Sneaking Jello

20131209-063623.jpgI came from a big family: four parents in all (counting “steps”), and seven children (none ever counted as “halfs” in my mind or heart). The point is, we had quite a few mouths to feed. So, whenever there was something to eat, it had to be divided up into multiple portions.

We usually had plenty of everything, though—except desserts, of course! That meant no seconds on things like cakes, pies, or ice cream. In fact, we usually only had those treats on special occasions like birthdays, and the Thanksgiving and Christmas holidays.

The one exception was Jello. Since it was only 10 cents a box, we got to have it at least once a week. And the making of it was a greatly-anticipated event. Living in the country makes you appreciate the little things! We kids, ages five to eleven, would sit around the kitchen table, waiting for our turn to lick our freshly-washed little fingers, and poke one into the bowl, and to help with stirring the tasty dessert treat.

One day, I guess I didn’t have enough to do to keep my mind occupied. I say that because I found myself daydreaming about the sweet/ tangy taste of my Jello-laden finger, and about how it never seemed like enough. So, I decided to take some drastic action: I would wait until my mom was out of the kitchen and sneak a box outside to enjoy my treat, without having to worry about sharing any of it. If a little was good, the whole boxful would be Heaven on earth.

Sure enough, a little while later, my mom got busy vacuuming in one of the bedrooms at the far end of the house. My sisters were watching cartoons on TV, and my brother was playing with his Matchbox cars in his room. This was my golden—or rather, cherry-flavored—opportunity!

I slipped into the kitchen, carefully slid a chair over to the counter, and grabbed a box of red Jello from the cabinet. Ever so quickly, I slipped outside and ran to the side of the house. We had a huge doghouse out there, one big enough for all of us kids AND the dog to fit into. It was raised up off the ground, resting on four concrete blocks, and that left just enough room for me to squeeze with my stolen treasure.

I tore open the cardboard, ripped through the inner bag, wet my pointer-finger, and stuck it into the powdery mixture of gelatin and sugar.
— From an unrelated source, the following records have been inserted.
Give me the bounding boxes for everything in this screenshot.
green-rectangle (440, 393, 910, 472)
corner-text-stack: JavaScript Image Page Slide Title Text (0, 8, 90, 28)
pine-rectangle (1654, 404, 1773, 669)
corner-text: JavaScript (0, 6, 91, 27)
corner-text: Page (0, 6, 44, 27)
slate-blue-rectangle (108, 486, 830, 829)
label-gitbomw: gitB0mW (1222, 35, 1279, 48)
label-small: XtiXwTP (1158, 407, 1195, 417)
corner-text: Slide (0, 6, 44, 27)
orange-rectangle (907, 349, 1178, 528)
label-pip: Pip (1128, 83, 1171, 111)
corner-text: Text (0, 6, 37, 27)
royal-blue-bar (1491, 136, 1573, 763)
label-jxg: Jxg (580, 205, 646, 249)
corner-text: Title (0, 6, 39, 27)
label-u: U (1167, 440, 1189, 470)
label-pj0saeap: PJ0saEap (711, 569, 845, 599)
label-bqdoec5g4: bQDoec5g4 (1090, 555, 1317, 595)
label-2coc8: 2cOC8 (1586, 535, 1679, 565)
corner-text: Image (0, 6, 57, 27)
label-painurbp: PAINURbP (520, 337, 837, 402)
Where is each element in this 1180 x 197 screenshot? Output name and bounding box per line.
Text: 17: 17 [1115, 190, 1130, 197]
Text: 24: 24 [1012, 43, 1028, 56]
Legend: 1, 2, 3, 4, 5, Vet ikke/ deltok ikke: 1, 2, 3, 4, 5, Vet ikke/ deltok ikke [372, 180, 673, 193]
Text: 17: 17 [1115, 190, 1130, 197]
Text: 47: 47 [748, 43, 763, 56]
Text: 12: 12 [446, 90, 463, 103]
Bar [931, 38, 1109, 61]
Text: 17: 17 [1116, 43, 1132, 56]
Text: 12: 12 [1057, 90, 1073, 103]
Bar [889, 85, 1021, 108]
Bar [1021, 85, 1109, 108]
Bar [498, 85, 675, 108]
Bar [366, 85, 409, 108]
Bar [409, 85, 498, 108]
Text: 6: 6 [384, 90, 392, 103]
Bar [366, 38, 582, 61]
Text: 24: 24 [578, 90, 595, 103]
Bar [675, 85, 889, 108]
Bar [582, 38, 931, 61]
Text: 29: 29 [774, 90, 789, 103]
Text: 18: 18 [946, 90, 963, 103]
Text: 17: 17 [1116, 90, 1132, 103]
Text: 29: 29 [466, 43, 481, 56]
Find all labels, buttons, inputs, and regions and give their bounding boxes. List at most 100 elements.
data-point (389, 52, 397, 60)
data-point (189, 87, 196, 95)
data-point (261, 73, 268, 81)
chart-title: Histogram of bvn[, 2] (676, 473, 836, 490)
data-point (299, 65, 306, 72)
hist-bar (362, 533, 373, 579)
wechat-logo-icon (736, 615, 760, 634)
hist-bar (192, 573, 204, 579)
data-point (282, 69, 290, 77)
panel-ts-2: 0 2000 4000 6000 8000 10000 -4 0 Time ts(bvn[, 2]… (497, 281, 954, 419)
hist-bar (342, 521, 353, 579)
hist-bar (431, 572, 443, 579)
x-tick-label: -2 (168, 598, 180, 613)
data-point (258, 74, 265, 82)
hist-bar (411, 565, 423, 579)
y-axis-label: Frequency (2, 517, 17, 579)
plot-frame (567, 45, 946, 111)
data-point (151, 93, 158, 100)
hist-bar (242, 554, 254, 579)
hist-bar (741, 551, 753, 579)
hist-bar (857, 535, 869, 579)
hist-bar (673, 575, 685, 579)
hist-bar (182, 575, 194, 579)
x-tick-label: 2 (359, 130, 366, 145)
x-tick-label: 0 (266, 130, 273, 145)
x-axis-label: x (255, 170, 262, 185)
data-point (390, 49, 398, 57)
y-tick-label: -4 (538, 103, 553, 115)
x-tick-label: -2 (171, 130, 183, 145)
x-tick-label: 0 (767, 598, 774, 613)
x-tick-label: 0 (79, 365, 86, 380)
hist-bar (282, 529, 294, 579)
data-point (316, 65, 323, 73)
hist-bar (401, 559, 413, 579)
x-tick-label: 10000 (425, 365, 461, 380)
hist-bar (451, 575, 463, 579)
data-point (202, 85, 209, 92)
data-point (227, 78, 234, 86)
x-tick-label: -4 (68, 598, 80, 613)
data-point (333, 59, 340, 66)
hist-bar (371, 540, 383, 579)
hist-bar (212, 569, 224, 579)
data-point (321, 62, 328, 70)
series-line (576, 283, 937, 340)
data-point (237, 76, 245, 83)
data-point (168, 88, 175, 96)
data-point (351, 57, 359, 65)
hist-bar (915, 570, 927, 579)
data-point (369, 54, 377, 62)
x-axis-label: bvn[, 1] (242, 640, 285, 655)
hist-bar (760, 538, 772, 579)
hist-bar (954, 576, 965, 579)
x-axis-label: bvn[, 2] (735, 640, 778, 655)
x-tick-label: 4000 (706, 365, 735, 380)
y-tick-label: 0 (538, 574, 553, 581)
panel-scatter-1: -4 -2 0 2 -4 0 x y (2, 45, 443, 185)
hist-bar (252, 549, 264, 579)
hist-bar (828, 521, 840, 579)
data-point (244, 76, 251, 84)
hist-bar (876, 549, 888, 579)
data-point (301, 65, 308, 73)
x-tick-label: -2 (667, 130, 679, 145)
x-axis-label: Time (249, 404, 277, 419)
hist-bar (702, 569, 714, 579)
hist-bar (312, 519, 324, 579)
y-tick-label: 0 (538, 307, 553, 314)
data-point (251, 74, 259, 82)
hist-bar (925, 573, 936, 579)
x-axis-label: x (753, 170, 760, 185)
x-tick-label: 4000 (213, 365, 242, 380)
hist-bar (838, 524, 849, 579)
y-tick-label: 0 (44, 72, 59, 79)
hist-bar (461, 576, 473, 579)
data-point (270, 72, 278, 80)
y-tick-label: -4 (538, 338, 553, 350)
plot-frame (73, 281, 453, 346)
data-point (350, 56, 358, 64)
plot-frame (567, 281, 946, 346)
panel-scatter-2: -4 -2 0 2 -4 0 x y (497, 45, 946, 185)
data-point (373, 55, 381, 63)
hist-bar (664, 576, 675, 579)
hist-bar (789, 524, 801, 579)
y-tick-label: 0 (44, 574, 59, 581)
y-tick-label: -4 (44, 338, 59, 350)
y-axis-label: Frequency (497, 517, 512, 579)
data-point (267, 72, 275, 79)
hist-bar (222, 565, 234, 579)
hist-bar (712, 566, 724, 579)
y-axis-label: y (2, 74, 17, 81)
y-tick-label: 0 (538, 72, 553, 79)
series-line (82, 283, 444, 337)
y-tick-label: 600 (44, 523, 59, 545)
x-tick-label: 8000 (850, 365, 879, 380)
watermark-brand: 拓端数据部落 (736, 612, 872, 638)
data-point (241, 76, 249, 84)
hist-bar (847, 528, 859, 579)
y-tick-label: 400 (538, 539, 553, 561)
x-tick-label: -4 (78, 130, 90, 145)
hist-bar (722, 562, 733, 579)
Ah! Heaven! There was no one out here to stop me after my first taste, so I repeated the action two or three more times, enjoying each fingerful more than the last.

Of course, at some point, I decided that the finger-serving method wasn’t delivering the tasty product fast enough. So, I made the logical decision to pour the glistening red crystals into my mouth, to get a real mouthful of flavor.

I lifted the opened box up to my lips, which wasn’t easy to do while squeezed under the doghouse. I just turned my face to the side and proceeded to pour that coveted cherry Jello into my red-stained mouth.

Agggh! I choked and sputtered, as a puff of red powder erupted from my mouth, and shot out from my nose. I couldn’t believe it: my successfully-obtained treasure was actually choking me, and worse—it tasted unbelievably sour! And to think, I had done something I ordinarily would never do: I had tricked my mother, whom I loved pleasing, AND I had stolen.

I was so upset by the disappointing taste that I started crying right there, sprawled under that doghouse. But, just then, my mom’s face appeared with a relieved smile, as she knelt beside my hiding place. She was so happy to have found me that she just smiled at me, helped me out of my lair, and walked me back into the house to get cleaned up.

On the walk back to our front door, I was stammering my confession and repeated, “I’m sorry, Mom,” over and over, for my horrendous crime. I couldn’t believe that, instead of scolding me, my mom’s relieved smile seemed to be getting wider, in her amusement at my plight.

I went into the bathroom, still crying in embarrassment and disappointment, and washed my tear and Jello-stained face. Tragically, my Jello dream had come to a bitter end.